This and that for your Thursday reading.
- Paul Weinberg discusses the need to focus on inequality in Canada's federal election, while Scott Deveau and Jeremy Van Loon take note of the fact that increased tax revenue is on the table. The Star's editorial board weighs in on the NDP's sound and progressive fiscal plan. And Matthew Yglesias includes the rise of the NDP as part of the growth of a new, international progressive movement.
- Rank and File interviews Michael Butler about the privatization of health care in Saskatchewan, as well as the role of the federal government in ensuring a viable public system. Thomas Walkom comments on Thomas Mulcair's health care promises - and the stark contrast between the NDP's efforts to build our health care system and the deafening silence from the Cons and the Libs. And the Wellesley Institute finds a similar lack of anything useful from the NDP's major-party opponent in analyzing prescription drug policies.

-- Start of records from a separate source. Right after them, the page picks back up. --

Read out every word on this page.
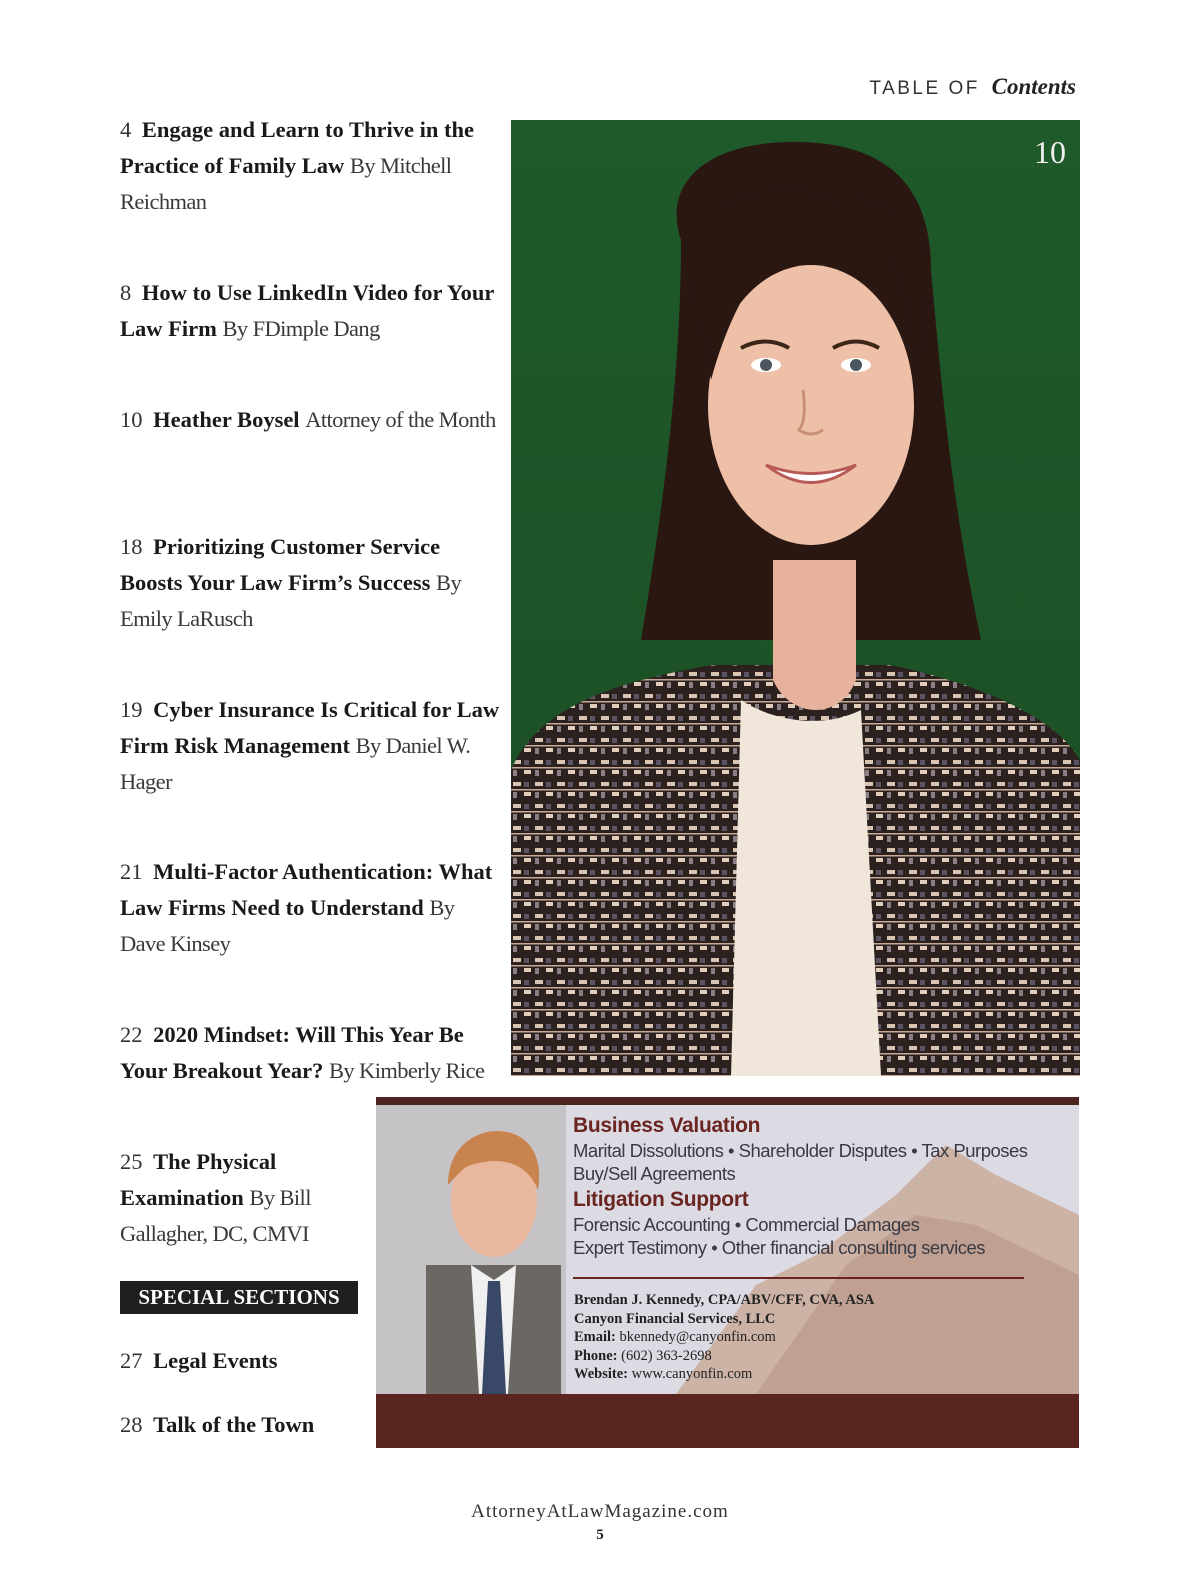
TABLE OF Contents
4 Engage and Learn to Thrive in the Practice of Family Law By Mitchell Reichman
8 How to Use LinkedIn Video for Your Law Firm By FDimple Dang
10 Heather Boysel Attorney of the Month
18 Prioritizing Customer Service Boosts Your Law Firm’s Success By Emily LaRusch
19 Cyber Insurance Is Critical for Law Firm Risk Management By Daniel W. Hager
21 Multi-Factor Authentication: What Law Firms Need to Understand By Dave Kinsey
22 2020 Mindset: Will This Year Be Your Breakout Year? By Kimberly Rice
25 The Physical Examination By Bill Gallagher, DC, CMVI
27 Legal Events
28 Talk of the Town
SPECIAL SECTIONS
10
Business Valuation
Marital Dissolutions • Shareholder Disputes • Tax Purposes
Buy/Sell Agreements
Litigation Support
Forensic Accounting • Commercial Damages
Expert Testimony • Other financial consulting services
Brendan J. Kennedy, CPA/ABV/CFF, CVA, ASA
Canyon Financial Services, LLC
Email: bkennedy@canyonfin.com
Phone: (602) 363-2698
Website: www.canyonfin.com
AttorneyAtLawMagazine.com
5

- Bruce Campbell compares the respective benefits Canada and Norway have managed to achieve from oil exploitation - with the result looking downright ugly due to what we've given away.

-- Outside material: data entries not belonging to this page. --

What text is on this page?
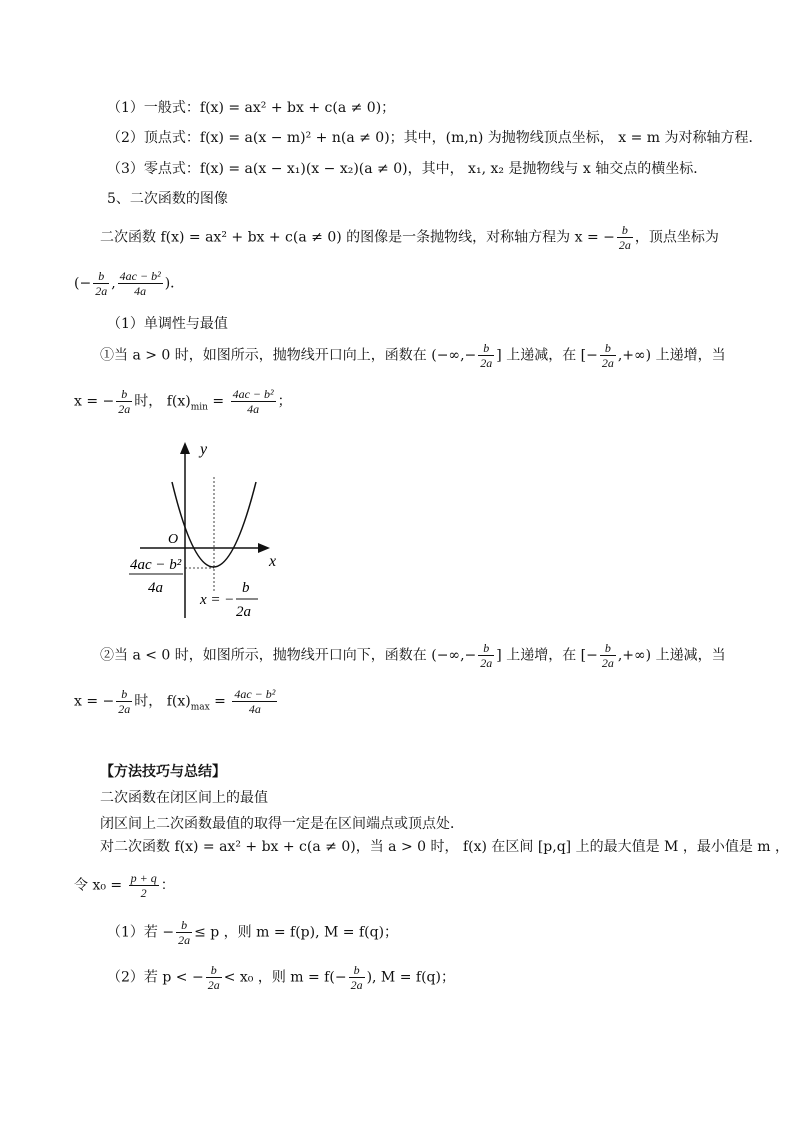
（1）一般式：f(x) = ax² + bx + c(a ≠ 0)；
（2）顶点式：f(x) = a(x − m)² + n(a ≠ 0)；其中，(m,n) 为抛物线顶点坐标， x = m 为对称轴方程．
（3）零点式：f(x) = a(x − x₁)(x − x₂)(a ≠ 0)，其中， x₁, x₂ 是抛物线与 x 轴交点的横坐标．
5、二次函数的图像
二次函数 f(x) = ax² + bx + c(a ≠ 0) 的图像是一条抛物线，对称轴方程为 x = − $\frac{b}{2a}$ ，顶点坐标为
(− $\frac{b}{2a}$ , $\frac{\text{4ac − b²}}{4a}$ )．
（1）单调性与最值
①当 a > 0 时，如图所示，抛物线开口向上，函数在 (−∞,− $\frac{b}{2a}$ ] 上递减，在 [− $\frac{b}{2a}$ ,+∞) 上递增，当
x = − $\frac{b}{2a}$ 时， $f(x)_{min} = \frac{\text{4ac − b²}}{4a}$ ；
y
x
O
4ac − b²
4a
x = −
b
2a
②当 a < 0 时，如图所示，抛物线开口向下，函数在 (−∞,− $\frac{b}{2a}$ ] 上递增，在 [− $\frac{b}{2a}$ ,+∞) 上递减，当
x = − $\frac{b}{2a}$ 时， $f(x)_{max} = \frac{\text{4ac − b²}}{4a}$
【方法技巧与总结】
二次函数在闭区间上的最值
闭区间上二次函数最值的取得一定是在区间端点或顶点处．
对二次函数 f(x) = ax² + bx + c(a ≠ 0)，当 a > 0 时， f(x) 在区间 [p,q] 上的最大值是 M ，最小值是 m ，
令 $x_0 = \frac{p + q}{2}$ ：
（1）若 − $\frac{b}{2a} \le p$ ，则 m = f(p), M = f(q)；
（2）若 p < − $\frac{b}{2a} < x_0$ ，则 $m = f(- \frac{b}{2a}$ ), M = f(q)；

- Jorge Barrera reports on the latest revelations about the Harper Cons coming out of Bruce Carson's influence-peddling trial.
- Laura Payton reports on a deal the Cons struck with a gun lobby group - then reneged on - in order to silence opposition to Bill C-51. But Haydn Watters points out that the Cons are at least being quite helpful in branding themselves as the party of 24-hour surveillance.
- Finally, Keith Boag writes that while we should demand more from our leaders, we won't get it unless people are also more engaged in how we're governed.